BC ambulance paramedics record one million ambulance responses in 2021

For Immediate Release – January 17, 2022

BC ambulance paramedics record one million ambulance responses in 2021 – an all-time high

 Data shows calls have increased drastically year over year

Vancouver, British Columbia – Ambulance Paramedics of BC responded to more than one million events responses last year, according to CUPE 873 President Troy Clifford. “In 2021, there were more than 840,000 dispatched ambulance events issued through BCEHS’ Ambulance dispatch system.  We know, however, that many events involved multiple ambulances and resources that don’t get separate event numbers, so we are confident that our members responded to over a million calls for service in 2021 serving the citizens of BC.  The numbers are staggering, to say the least.”

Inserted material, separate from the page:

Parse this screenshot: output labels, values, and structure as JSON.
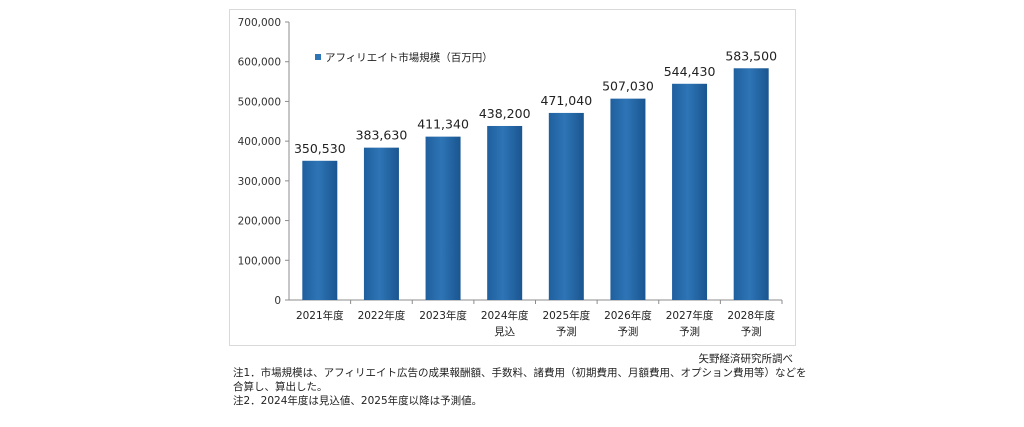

BCEHS’s call volume data reflects a steep upward trajectory year over year.  In 2018, ambulance paramedics responded to 714,00 calls; in 2019, they had 723,000, and in 2020 they saw over 751,000. These numbers don’t count the multiple ambulances and resources that did not get their own response identifier.  “In just one year, we have seen almost 90,000 more responses,” said Clifford.  “With our worst staffing crisis in history, and BCEHS’ inability to recruit and retain sufficient paramedics, we are heading for serious trouble.  These numbers are just not sustainable.”  

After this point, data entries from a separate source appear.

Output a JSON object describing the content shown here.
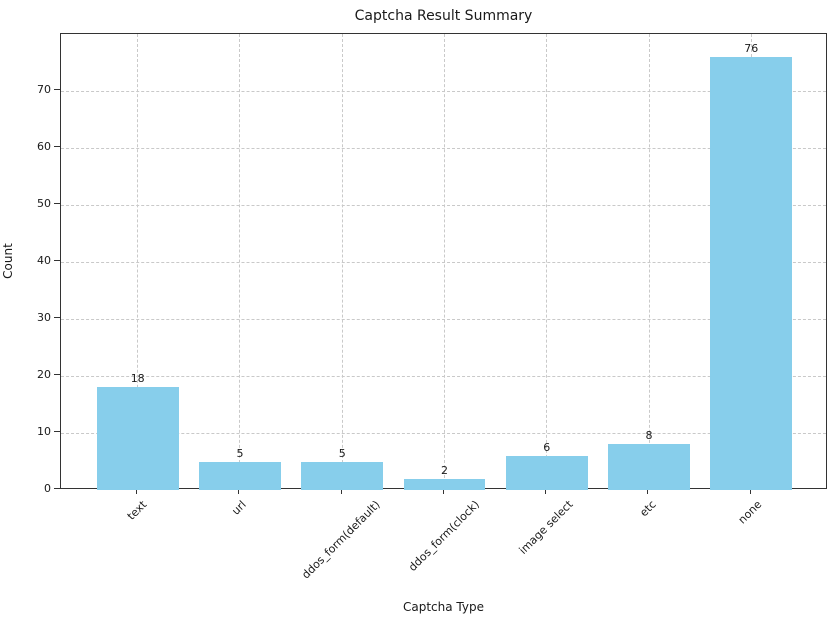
{
  "chart_data": {
    "type": "bar",
    "title": "Captcha Result Summary",
    "xlabel": "Captcha Type",
    "ylabel": "Count",
    "categories": [
      "text",
      "url",
      "ddos_form(default)",
      "ddos_form(clock)",
      "image select",
      "etc",
      "none"
    ],
    "values": [
      18,
      5,
      5,
      2,
      6,
      8,
      76
    ],
    "value_labels": [
      "18",
      "5",
      "5",
      "2",
      "6",
      "8",
      "76"
    ],
    "yticks": [
      0,
      10,
      20,
      30,
      40,
      50,
      60,
      70
    ],
    "ylim": [
      0,
      80
    ],
    "bar_color": "#87CEEB",
    "grid": {
      "style": "dashed",
      "color": "#c9c9c9",
      "axes": "both"
    },
    "x_tick_label_rotation_deg": 45,
    "legend": null
  }
}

The BC Coroners Service said that 2021’s opioid deaths surpassed 2020’s numbers by October, setting a new ten-month record of 1,782, with October alone seeing more than 200 deaths.  “Our paramedics are pivotal in the prehospital fight against addiction and overdose deaths,” said Clifford.  “We are reviving dozens and dozens of patients every single day in this province.  If it weren’t for the work of our members, those numbers would be exponentially higher – without question.  By the time 2021 final numbers come in, we could be looking at over 2,000 opioid-related deaths.”

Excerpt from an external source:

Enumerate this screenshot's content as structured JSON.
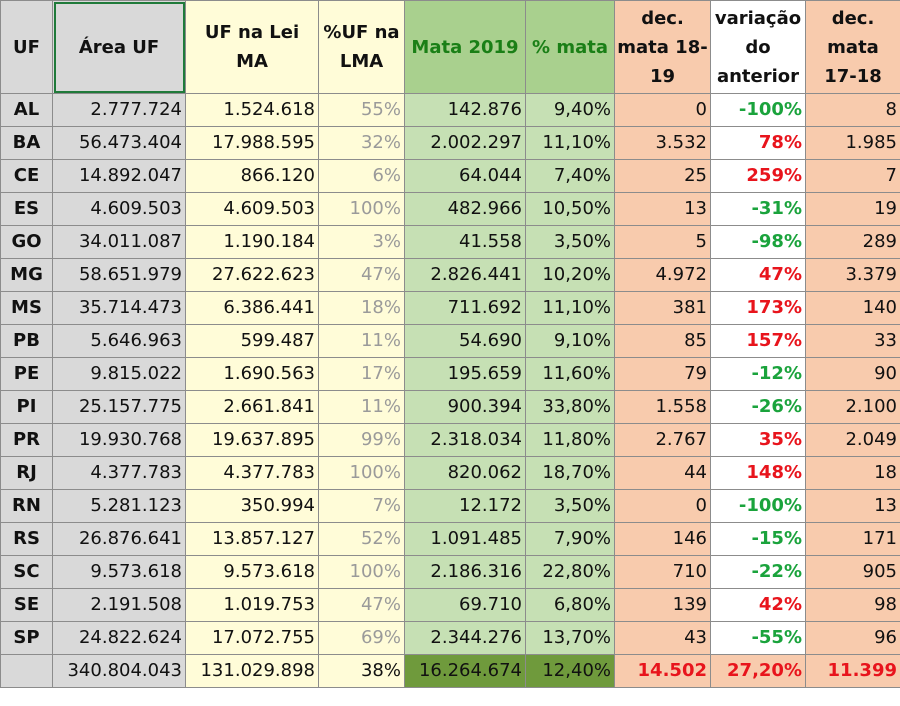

With the ongoing COVID-19 pandemic and severe weather events, like the heat dome and flooding, Clifford said the unprecedented call volume is putting paramedics’ ability to respond to calls in peril.  “We need some fundamental changes to how we acknowledge our members’ mental health and wellness, let alone changes to wages and benefits to improve staffing and recruitment.  If we don’t see changes soon, we will continue to see our ability to respond to patients suffer and wait times increase.”